Scientific Sessions

Infectious disease research often involves vulnerable populations and high-stakes public health outcomes, making ethical considerations paramount. One of the primary challenges is ensuring informed consent, especially in low-resource settings where participants may lack access to adequate information or may feel pressured to participate. Researchers must navigate cultural, linguistic, and educational barriers to obtain genuine consent while also safeguarding participant autonomy. Additionally, privacy and confidentiality must be preserved, particularly when dealing with stigmatized diseases like HIV/AIDS or emerging infections with significant social and economic implications.
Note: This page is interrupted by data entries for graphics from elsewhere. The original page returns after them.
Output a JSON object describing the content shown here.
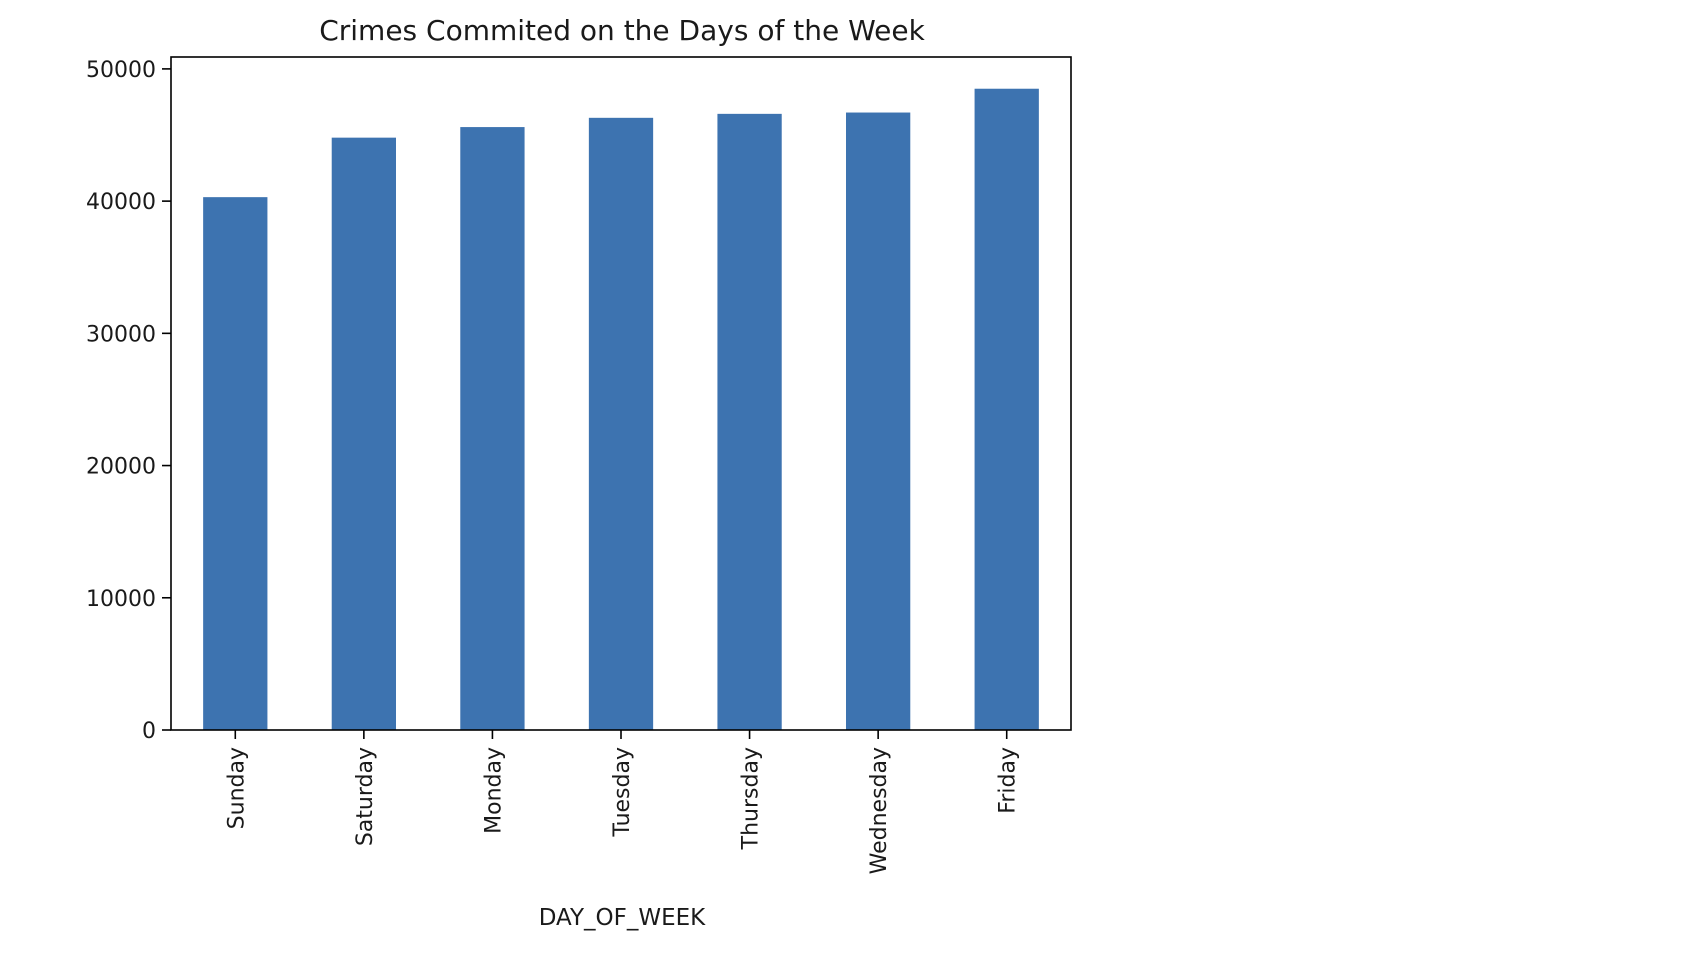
{
  "chart_data": {
    "type": "bar",
    "title": "Crimes Commited on the Days of the Week",
    "xlabel": "DAY_OF_WEEK",
    "ylabel": "",
    "categories": [
      "Sunday",
      "Saturday",
      "Monday",
      "Tuesday",
      "Thursday",
      "Wednesday",
      "Friday"
    ],
    "values": [
      40300,
      44800,
      45600,
      46300,
      46600,
      46700,
      48500
    ],
    "ylim": [
      0,
      50900
    ],
    "yticks": [
      0,
      10000,
      20000,
      30000,
      40000,
      50000
    ],
    "ytick_labels": [
      "0",
      "10000",
      "20000",
      "30000",
      "40000",
      "50000"
    ],
    "bar_color": "#3d73b0",
    "grid": false,
    "legend": "none"
  }
}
Balancing individual rights with the collective need for disease surveillance and outbreak response can be difficult, especially during global health emergencies.

Another major ethical concern arises in the equitable distribution of benefits and risks. Research conducted in developing countries may not always translate into accessible treatment for local populations, raising questions about exploitation. The prioritization of global health interests sometimes overlooks local community needs, making it essential to ensure fair benefit-sharing and post-trial access to interventions. Furthermore, during epidemics and pandemics, there is often pressure to expedite research, which can risk compromising scientific rigor and participant safety. Ethical oversight must be strengthened in such scenarios to avoid hasty or inequitable practices. Overall, infectious disease research must carefully balance urgency with integrity, maintaining transparency, fairness, and respect for human rights throughout the research process.